|Wednesday What's New: Is There Lead in My Garden?|
|Written by Heleigh Bostwick Wednesday, 31 July 2013|
A while ago a reader wrote in and asked, “How do I know the site I have chosen for my garden is 'safe'? I have no idea what the previous owner had there (new construction on an old lot) and am concerned that the soil may contain contaminants that I wouldn't want in my food.” It was a very good question, which is why when I came across this article on potential lead contamination in backyards I thought it would be good to spread the word, especially since lead can remain in soils for hundreds of years.

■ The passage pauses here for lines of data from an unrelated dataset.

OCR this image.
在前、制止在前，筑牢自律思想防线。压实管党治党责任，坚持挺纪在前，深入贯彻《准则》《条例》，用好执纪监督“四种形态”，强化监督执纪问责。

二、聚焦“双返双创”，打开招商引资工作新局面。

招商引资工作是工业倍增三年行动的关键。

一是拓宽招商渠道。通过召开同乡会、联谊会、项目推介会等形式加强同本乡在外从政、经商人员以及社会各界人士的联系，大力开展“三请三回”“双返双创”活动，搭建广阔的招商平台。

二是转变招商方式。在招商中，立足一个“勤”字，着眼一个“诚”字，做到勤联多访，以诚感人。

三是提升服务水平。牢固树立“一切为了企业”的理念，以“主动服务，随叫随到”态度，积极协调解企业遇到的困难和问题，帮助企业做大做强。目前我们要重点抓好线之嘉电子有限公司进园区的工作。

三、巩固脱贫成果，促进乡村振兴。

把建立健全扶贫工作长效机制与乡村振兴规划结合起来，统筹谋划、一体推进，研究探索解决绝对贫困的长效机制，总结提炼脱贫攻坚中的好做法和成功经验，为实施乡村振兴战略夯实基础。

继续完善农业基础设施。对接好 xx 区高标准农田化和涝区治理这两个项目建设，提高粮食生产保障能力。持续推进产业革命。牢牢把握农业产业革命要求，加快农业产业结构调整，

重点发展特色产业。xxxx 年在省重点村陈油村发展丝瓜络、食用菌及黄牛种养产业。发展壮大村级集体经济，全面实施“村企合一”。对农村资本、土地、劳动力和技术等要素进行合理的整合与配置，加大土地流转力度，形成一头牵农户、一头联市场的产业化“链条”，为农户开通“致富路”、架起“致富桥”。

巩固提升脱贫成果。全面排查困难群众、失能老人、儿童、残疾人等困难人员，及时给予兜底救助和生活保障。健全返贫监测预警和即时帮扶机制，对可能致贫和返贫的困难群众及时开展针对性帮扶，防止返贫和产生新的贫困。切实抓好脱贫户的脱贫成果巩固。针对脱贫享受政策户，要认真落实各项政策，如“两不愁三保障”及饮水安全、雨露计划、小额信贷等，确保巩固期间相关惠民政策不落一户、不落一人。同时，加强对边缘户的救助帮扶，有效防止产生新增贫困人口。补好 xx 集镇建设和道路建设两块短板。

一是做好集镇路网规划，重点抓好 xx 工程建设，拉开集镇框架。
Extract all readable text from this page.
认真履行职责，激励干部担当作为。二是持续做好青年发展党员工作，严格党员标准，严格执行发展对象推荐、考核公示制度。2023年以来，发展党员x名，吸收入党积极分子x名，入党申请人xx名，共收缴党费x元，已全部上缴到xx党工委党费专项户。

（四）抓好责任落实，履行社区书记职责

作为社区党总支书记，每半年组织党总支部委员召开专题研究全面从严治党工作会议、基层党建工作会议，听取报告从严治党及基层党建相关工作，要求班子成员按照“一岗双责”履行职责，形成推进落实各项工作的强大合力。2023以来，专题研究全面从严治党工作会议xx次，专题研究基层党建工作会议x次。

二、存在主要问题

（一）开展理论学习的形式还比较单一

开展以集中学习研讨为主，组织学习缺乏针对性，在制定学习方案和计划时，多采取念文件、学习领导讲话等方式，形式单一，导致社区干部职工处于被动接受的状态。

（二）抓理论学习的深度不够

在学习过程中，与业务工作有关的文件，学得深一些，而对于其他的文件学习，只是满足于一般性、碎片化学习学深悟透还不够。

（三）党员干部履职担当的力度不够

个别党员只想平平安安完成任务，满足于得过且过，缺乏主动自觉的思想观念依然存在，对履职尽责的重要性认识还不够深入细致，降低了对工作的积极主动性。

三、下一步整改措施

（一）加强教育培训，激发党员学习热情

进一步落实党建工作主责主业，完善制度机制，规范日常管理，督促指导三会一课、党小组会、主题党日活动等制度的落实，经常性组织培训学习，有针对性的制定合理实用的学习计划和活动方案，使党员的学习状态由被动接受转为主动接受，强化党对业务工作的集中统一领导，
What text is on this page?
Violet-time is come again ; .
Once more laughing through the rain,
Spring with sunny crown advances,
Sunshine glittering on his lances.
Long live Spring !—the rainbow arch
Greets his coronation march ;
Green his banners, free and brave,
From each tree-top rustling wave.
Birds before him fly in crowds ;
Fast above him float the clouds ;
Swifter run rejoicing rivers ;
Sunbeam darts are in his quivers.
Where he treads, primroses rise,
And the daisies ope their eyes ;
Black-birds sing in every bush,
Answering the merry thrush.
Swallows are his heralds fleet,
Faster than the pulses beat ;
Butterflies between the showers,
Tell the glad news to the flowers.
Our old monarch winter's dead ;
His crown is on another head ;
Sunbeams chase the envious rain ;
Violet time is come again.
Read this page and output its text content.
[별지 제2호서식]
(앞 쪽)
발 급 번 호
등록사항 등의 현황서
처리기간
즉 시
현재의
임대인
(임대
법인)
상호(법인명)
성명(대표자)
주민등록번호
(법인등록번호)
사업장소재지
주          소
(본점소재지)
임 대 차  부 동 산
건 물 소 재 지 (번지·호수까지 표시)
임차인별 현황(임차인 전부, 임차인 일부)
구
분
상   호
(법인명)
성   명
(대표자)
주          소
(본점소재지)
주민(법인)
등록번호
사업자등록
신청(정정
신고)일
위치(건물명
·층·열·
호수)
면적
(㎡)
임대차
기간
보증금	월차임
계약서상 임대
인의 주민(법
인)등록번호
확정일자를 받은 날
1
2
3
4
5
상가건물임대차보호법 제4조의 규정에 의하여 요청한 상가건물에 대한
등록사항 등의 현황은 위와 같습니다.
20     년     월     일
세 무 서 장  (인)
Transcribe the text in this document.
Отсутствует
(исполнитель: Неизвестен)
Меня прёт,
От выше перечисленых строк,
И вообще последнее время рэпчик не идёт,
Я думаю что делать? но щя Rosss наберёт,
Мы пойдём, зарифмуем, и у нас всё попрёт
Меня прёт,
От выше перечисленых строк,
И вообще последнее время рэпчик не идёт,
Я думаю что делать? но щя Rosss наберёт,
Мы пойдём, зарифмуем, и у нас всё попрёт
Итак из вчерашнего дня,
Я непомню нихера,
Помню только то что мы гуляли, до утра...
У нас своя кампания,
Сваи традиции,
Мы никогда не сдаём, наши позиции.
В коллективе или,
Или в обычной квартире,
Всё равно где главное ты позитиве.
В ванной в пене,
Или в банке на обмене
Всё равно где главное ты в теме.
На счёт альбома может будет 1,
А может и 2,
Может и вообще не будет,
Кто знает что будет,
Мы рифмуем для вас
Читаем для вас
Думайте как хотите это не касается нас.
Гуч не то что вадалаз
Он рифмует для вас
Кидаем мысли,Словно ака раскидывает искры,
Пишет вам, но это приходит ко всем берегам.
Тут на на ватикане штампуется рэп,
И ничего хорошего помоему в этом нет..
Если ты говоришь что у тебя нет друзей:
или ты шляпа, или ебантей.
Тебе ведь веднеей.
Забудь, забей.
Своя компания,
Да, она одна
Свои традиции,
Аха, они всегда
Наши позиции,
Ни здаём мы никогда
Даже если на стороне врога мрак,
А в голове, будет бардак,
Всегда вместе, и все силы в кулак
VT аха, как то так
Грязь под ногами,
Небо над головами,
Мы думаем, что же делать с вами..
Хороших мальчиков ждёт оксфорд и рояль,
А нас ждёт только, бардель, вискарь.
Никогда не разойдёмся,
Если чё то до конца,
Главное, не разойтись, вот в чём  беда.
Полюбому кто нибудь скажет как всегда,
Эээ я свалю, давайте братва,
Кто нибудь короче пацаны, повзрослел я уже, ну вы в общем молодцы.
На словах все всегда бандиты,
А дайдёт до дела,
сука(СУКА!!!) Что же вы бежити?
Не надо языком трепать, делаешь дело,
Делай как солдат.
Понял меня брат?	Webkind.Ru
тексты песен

Before you panic and rush out to test your soil, keep in mind that the potential for soil contamination from heavy metals and oil is higher in urban areas, older homes where lead paint was used and may have flaked off or leached into the soil, and near highways left over from the days when leaded gasoline was the norm. According to a recent article in the Boston Globe, there’s also potential for contamination is suburban developments built on the site of former orchards. This is because lead arsenate was once a commonly applied pesticide.
The US Environmental Protection Agency considers garden soil contaminated if it has 400 parts lead per million parts of soil. If you find that your soil is contaminated, there is a solution: Raised beds filled with clean soil like the ones pictured above in this garden in the Powelton Village neighborhood in Philadelphia. The area within 6 feet of the house is often the most contaminated if the source of the lead is paint. Choose an area well way from the house and the likelihood of contamination is less, but still possible. If you have any doubts, have your soil tested at a professional lab or at your local cooperative extension office.